The SEC proposed a fine totaling $5.3 billion, with approximately $4.7 billion for disgorgement and prejudgment interest, along with $100 million and $420 million, respectively, in civil penalties for Kwon and Terraform. This proposed fine is the largest ever for the crypto industry and highlights the increasing scrutiny from US regulators. In a court filing, the SEC emphasized the need to send a strong message against such misconduct, which it claims will not be tolerated henceforth. 

Kwon And Terraform’s Response

Terraform’s legal team countered the proposed fine, arguing for a significantly lower penalty. They suggested a civil penalty of $1 million with no injunctive relief or disgorgement. Both parties have until May 6 and May 1, respectively, to submit supplements to their proposals.

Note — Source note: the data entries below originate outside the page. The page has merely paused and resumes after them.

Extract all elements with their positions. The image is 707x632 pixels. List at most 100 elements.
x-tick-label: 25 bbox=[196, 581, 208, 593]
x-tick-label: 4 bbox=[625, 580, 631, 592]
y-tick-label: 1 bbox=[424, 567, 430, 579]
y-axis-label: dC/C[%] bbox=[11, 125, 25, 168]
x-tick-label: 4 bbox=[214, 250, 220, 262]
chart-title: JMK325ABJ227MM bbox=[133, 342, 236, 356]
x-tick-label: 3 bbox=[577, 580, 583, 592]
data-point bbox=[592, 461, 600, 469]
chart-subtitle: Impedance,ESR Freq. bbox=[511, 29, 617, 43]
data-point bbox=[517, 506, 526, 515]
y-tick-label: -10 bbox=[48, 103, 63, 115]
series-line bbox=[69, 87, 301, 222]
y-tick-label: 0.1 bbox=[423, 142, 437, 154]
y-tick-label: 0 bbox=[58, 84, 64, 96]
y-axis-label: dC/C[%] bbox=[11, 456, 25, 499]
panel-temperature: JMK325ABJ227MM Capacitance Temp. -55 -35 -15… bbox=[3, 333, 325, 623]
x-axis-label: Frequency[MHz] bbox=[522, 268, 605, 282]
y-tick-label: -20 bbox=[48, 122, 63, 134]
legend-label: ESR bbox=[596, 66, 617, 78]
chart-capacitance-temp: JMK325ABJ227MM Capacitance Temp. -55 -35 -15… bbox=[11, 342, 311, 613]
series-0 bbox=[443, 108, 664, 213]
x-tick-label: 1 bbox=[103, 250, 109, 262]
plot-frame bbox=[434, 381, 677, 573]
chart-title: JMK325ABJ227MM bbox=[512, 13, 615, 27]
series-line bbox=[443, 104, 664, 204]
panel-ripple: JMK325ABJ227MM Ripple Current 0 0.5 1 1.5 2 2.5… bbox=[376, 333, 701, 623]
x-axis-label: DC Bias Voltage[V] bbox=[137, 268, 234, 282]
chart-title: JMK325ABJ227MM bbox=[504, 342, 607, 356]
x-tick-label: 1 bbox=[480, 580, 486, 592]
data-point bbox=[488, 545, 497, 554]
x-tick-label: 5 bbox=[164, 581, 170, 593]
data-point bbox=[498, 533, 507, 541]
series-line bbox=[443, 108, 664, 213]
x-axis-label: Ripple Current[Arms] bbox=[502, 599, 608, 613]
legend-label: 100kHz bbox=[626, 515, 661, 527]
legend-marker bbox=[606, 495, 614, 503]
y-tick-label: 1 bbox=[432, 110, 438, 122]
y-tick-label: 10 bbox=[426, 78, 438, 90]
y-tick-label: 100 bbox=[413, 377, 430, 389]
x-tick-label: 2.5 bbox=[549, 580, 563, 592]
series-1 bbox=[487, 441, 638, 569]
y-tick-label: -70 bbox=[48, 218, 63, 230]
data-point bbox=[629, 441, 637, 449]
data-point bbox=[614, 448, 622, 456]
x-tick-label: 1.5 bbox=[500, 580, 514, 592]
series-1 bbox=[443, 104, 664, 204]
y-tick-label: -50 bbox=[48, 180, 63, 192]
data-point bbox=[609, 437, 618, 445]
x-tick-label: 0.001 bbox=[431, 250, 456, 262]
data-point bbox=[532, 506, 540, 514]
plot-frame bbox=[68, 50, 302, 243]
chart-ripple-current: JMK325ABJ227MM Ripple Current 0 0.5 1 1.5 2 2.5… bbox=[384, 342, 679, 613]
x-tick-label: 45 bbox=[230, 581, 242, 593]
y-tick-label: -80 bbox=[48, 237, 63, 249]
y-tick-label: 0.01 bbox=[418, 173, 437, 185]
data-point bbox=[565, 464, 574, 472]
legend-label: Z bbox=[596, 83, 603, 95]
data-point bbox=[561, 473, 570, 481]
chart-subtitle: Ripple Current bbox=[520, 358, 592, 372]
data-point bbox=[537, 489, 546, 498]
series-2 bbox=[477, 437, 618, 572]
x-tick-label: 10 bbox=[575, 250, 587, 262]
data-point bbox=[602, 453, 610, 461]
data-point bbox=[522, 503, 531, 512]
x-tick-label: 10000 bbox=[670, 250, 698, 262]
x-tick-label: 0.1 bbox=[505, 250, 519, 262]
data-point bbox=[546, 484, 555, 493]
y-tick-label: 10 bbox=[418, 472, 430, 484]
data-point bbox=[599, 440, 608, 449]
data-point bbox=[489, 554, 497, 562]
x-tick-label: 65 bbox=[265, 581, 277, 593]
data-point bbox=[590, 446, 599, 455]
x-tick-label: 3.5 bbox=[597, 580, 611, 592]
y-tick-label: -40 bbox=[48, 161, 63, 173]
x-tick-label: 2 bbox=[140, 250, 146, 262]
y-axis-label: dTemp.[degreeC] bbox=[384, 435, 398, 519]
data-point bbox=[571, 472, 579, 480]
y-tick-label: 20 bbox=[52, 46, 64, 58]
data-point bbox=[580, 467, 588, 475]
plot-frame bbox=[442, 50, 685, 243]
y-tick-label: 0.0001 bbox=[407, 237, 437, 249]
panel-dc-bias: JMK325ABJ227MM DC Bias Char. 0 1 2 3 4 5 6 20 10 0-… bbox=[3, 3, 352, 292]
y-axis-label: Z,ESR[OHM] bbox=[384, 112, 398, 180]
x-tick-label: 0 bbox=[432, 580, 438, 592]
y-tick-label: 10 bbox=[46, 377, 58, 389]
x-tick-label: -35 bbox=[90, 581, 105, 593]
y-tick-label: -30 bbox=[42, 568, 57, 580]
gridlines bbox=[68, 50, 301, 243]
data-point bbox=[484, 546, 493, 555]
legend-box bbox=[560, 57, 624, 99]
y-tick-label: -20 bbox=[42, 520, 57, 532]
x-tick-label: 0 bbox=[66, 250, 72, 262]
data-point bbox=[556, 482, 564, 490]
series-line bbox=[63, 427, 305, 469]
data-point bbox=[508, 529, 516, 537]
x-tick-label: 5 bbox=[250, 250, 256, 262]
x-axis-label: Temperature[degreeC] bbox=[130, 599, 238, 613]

Kwon’s lawyers argued that his actions had no substantial effect in the US and were performed entirely abroad, primarily in Korea and Singapore.

Upcoming Court Proceedings

In an April 29 filing, Judge Jed Rakoff scheduled a court appearance for May 22 for lawyers representing the SEC, Kwon, and Terraform Labs. This hearing aims to discuss proposed remedies following the jury verdict. While all parties have already submitted filings regarding disgorgement and civil penalties, Judge Rakoff’s order allows for additional supplements before the court appearance.

Disclaimer: This article is provided for informational purposes only. It is not offered or intended to be used as legal, tax, investment, financial, or other advice.